Location
- Prospect Avenue Seaton Delaval Northumberland, NE25 0DN England
- Coordinates: 55°04′30″N 1°31′29″W﻿ / ﻿55.0749°N 1.5248°W

Information
- Type: Community school
- Local authority: Northumberland
- Department for Education URN: 122374 Tables
- Ofsted: Reports
- Head of School: Richard Goodman
- Executive Headteacher: Jon Barnes
- Gender: Co-educational
- Age: 13 to 18
- Enrolment: 561 as of 2023^{[update]}
- Capacity: 821 as of 2023^{[update]}
- Colours: Blue
- Website: svf.org.uk/seaton-valley-high-school

= Seaton Valley High School =

Seaton Valley High School, formerly known as Astley Community High School until 2025, is a coeducational upper school (styled high school) and sixth form located in Seaton Delaval in the English county of Northumberland.

It is a community school administered by Northumberland County Council, and admits pupils from Seaton Valley, particularly those graduating from Whytrig and Seaton Sluice Middle Schools.

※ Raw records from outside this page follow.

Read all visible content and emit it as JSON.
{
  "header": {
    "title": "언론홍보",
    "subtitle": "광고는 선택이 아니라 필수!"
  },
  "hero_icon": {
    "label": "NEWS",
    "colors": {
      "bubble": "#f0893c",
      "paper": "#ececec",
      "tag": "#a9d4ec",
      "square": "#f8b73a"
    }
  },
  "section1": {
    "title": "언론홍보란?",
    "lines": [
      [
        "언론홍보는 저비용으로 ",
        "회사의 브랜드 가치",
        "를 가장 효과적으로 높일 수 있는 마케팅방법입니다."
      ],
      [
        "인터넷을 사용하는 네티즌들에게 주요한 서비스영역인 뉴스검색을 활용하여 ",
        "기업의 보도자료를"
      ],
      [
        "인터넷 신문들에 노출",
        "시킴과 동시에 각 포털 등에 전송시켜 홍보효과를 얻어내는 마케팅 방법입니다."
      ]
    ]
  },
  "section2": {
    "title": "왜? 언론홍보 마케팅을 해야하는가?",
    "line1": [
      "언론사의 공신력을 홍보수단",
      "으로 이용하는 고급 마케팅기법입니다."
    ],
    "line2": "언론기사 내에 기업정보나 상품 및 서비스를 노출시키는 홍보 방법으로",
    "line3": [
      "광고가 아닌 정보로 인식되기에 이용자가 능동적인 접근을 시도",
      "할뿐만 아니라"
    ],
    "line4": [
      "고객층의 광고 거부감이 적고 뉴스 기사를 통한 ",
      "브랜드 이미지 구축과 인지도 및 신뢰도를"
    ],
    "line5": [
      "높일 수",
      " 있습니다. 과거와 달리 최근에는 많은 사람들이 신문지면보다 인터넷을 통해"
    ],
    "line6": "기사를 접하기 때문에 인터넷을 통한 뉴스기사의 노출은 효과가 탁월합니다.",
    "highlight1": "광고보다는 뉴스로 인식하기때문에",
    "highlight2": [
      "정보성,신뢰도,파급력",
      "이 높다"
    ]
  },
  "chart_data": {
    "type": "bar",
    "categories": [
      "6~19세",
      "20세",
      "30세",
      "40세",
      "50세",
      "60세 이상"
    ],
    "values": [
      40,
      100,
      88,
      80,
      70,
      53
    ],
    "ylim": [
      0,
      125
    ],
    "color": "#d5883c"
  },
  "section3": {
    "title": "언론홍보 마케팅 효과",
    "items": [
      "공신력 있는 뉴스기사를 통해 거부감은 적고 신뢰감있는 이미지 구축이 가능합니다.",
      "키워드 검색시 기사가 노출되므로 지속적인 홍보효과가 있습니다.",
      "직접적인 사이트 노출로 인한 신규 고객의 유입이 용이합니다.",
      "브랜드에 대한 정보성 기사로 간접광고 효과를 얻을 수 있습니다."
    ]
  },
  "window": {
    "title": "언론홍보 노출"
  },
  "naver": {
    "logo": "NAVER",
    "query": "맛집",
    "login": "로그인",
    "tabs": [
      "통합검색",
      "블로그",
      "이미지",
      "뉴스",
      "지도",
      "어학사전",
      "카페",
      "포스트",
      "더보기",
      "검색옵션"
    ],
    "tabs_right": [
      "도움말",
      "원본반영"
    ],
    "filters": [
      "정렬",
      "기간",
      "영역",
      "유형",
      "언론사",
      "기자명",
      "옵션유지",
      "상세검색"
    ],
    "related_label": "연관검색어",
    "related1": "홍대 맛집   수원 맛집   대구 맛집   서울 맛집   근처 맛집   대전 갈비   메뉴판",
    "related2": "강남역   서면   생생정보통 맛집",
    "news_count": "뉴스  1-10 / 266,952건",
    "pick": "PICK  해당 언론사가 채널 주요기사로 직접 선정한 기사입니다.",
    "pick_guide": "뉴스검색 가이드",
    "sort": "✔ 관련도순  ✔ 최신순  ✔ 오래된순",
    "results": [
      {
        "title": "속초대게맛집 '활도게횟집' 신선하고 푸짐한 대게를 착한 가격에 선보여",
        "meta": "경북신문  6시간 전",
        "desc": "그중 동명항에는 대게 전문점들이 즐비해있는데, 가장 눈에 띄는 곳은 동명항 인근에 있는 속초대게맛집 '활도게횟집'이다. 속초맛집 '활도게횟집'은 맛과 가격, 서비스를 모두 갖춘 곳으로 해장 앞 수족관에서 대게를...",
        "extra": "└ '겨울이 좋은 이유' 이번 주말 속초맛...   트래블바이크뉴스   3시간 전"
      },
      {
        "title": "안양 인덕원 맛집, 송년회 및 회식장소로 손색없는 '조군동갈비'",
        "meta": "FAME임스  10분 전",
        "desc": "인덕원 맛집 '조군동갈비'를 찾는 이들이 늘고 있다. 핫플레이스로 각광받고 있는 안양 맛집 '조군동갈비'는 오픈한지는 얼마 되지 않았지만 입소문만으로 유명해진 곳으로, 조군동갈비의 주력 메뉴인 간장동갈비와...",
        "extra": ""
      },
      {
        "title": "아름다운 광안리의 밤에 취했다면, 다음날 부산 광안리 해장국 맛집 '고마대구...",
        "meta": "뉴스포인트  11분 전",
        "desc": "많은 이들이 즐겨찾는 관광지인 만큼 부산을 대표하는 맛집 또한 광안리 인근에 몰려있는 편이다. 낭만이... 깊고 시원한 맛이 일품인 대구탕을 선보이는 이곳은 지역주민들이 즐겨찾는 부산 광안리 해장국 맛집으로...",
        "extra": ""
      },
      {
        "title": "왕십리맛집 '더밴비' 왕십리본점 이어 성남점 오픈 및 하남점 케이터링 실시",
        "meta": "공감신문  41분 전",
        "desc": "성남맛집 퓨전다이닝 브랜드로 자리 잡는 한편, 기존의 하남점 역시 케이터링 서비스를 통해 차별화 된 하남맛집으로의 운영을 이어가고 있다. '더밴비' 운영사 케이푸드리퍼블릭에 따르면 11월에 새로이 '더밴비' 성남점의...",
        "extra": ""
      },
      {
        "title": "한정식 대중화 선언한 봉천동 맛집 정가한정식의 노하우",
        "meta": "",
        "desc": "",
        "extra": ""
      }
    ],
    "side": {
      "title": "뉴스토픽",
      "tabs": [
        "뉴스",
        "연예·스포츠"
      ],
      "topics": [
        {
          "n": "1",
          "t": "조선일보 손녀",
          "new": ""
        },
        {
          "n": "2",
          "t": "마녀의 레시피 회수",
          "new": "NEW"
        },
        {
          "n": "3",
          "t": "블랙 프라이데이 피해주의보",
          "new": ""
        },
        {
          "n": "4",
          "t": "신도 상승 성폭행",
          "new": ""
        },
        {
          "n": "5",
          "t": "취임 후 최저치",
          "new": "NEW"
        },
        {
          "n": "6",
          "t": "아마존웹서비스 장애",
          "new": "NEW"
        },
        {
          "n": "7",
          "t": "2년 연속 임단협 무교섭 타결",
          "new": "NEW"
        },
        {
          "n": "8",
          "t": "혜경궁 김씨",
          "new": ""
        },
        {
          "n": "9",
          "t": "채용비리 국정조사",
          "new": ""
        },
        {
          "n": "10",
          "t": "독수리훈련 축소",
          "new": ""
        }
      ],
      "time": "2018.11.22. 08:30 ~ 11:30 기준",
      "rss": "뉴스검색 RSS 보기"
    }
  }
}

In September 2025, a new relocated campus was built in the north of the town on Prospect Avenue as a shared campus with Whytrig Middle School. At the start of the 2025-26 academic year, the name of the school was renamed from Astley Community High School to Seaton Valley High School.

Seaton Valley High School offers GCSEs and BTECs as programmes of study for pupils, while students in the sixth form have the option to study from a range of A-levels and further BTECs. The school also offers the Duke of Edinburgh's Award programme.